Honestly, I don’t know. I can’t say because there are so many right answers. Just as there are so many kinds of “whole” families, there are just as many ways to show those deeper themes.
I do, however, have a few ideas you might consider:
-Start with relationships. Every family is made up of at least one relationship. Be this a single mother-son relationship or a husband-wife relationship, there has to be at least one. If there isn’t some form of relationship, there is no family.
The base of a family is those relationships. It’s your job, writer, to explore those relationships and strive to create them and present them as realistic as possible. Yes, some relationships can be strained. But don’t flood your novel with breaking families. That’s a depressing read.
-Never force the relationship. Sometimes it feels like characters take on a will of their own. They act in ways we realize we barely told them to. That is the sign of a character coming to life. No, they aren’t real. No, they’re not a voice in your head. You have just learned to create a mindset that matches their personality. That’s fantastic.
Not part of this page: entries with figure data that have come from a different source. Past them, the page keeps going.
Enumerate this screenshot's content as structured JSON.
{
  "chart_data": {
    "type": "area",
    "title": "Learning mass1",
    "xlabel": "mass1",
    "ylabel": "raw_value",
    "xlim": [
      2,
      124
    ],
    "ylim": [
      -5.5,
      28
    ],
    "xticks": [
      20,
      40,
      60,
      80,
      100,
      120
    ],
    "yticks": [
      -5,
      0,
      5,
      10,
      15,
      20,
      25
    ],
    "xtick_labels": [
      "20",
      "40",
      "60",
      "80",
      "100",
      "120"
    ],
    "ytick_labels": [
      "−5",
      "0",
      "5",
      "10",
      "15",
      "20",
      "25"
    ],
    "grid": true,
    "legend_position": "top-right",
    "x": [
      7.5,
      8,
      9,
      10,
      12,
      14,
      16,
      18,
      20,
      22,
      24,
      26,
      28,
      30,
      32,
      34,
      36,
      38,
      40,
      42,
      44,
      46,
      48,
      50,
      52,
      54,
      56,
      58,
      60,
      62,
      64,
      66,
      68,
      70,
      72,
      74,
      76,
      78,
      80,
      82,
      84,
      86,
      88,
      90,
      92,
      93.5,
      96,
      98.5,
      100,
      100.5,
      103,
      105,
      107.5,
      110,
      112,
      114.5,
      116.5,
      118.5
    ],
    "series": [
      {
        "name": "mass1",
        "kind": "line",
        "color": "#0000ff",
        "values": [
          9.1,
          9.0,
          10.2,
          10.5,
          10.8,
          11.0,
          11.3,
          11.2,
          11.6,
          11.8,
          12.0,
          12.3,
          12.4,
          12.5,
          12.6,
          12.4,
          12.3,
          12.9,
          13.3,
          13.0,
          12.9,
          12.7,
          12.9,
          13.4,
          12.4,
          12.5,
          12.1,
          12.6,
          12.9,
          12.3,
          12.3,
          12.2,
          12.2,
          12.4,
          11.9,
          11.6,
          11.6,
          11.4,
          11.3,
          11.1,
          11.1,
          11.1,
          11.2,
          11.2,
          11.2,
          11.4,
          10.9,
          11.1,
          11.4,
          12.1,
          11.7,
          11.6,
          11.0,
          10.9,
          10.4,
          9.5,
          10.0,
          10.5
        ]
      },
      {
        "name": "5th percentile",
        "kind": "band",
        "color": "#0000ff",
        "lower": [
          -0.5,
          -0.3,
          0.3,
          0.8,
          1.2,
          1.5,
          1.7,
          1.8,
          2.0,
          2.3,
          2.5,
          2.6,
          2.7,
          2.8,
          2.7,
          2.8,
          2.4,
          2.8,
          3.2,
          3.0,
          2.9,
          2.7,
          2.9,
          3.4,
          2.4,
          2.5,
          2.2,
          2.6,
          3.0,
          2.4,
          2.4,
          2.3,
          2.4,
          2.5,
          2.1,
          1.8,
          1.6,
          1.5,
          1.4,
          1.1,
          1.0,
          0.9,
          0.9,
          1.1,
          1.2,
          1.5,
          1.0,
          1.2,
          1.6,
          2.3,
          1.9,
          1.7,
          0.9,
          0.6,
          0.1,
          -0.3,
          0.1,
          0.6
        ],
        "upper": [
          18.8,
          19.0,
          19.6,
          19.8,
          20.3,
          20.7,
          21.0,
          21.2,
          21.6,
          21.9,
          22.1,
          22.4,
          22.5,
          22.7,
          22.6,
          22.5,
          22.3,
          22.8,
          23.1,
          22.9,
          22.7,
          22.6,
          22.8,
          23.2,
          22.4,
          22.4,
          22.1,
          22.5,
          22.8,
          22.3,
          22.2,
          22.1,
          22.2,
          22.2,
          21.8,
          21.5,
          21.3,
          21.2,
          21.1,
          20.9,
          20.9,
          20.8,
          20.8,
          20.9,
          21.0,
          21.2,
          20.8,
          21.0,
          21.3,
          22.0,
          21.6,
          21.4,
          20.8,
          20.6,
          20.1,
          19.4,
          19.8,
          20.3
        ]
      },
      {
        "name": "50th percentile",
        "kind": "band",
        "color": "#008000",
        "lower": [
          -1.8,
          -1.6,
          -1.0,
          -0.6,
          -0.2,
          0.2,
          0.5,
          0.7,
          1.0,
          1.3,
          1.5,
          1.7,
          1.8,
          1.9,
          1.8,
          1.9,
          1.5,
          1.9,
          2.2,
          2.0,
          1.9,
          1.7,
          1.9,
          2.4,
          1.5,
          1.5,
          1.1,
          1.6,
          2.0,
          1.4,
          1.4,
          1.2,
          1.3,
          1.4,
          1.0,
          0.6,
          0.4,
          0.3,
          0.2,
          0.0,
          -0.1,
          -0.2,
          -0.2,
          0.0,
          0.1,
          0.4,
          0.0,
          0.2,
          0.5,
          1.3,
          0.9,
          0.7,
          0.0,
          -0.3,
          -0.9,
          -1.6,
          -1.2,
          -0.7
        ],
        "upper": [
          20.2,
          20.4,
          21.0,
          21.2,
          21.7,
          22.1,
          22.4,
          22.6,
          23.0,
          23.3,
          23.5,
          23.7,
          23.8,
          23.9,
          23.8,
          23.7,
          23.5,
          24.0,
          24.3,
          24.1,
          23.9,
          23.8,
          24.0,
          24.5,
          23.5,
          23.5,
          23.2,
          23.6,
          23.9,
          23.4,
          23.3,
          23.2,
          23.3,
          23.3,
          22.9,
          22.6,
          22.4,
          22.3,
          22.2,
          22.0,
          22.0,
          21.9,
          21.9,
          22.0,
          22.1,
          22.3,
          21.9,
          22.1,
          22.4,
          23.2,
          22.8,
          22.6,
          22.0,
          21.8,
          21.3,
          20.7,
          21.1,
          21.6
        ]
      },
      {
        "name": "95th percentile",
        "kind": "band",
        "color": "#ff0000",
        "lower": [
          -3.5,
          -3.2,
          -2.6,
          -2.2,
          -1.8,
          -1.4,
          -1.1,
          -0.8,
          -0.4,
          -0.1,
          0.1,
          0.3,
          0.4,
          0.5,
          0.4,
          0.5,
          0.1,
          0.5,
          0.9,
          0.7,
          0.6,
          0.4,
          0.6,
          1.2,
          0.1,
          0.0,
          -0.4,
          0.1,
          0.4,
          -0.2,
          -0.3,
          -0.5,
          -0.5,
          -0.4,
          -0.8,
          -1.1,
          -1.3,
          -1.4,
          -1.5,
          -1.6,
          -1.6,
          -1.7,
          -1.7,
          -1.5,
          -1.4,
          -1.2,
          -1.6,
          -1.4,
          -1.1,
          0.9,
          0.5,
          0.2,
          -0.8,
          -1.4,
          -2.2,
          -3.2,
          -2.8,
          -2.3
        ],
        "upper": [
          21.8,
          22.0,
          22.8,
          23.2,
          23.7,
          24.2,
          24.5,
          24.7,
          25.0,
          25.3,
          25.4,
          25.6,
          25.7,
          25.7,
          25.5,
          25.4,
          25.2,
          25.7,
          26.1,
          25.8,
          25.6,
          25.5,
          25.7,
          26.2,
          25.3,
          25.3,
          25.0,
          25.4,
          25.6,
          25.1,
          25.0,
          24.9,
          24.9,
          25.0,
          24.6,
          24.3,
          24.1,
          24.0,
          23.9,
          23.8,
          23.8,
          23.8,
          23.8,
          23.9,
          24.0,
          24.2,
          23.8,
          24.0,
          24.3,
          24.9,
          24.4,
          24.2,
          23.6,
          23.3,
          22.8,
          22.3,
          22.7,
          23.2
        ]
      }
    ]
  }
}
But what if your character doesn’t get along with her father and you wanted her to?
Quite simply, you have two choices. Force the change, or let their relationship be strained.
Personally, I vote for the latter. If you force the change in their personalities and situation it can come out with that same forced and strained sort of “my author made me do it”. Your non-writer readers may not notice distinctly “oh, the author is forcing this relationship”, but they will notice the strain through things like stilted dialogue and contradictory moments of angst in the supposedly happy relationship.
-Consider your options. Don’t just assign your family characters roles and relationships without thinking. If you let the lazy side of your brain (we all have one) take over, it’s not going to come out pretty. Or believable.
Make each choice with careful consideration.
Because each family member has to make sense.
Each family member has to be real.
Consider that above all the rest.
Even if the relationship is strained, keep it real.
Reality is what we may try to escape by reading, but reading reality is what brings us back with a renewed hope for our own.
What do you think? What sort of family interaction takes place in your novel?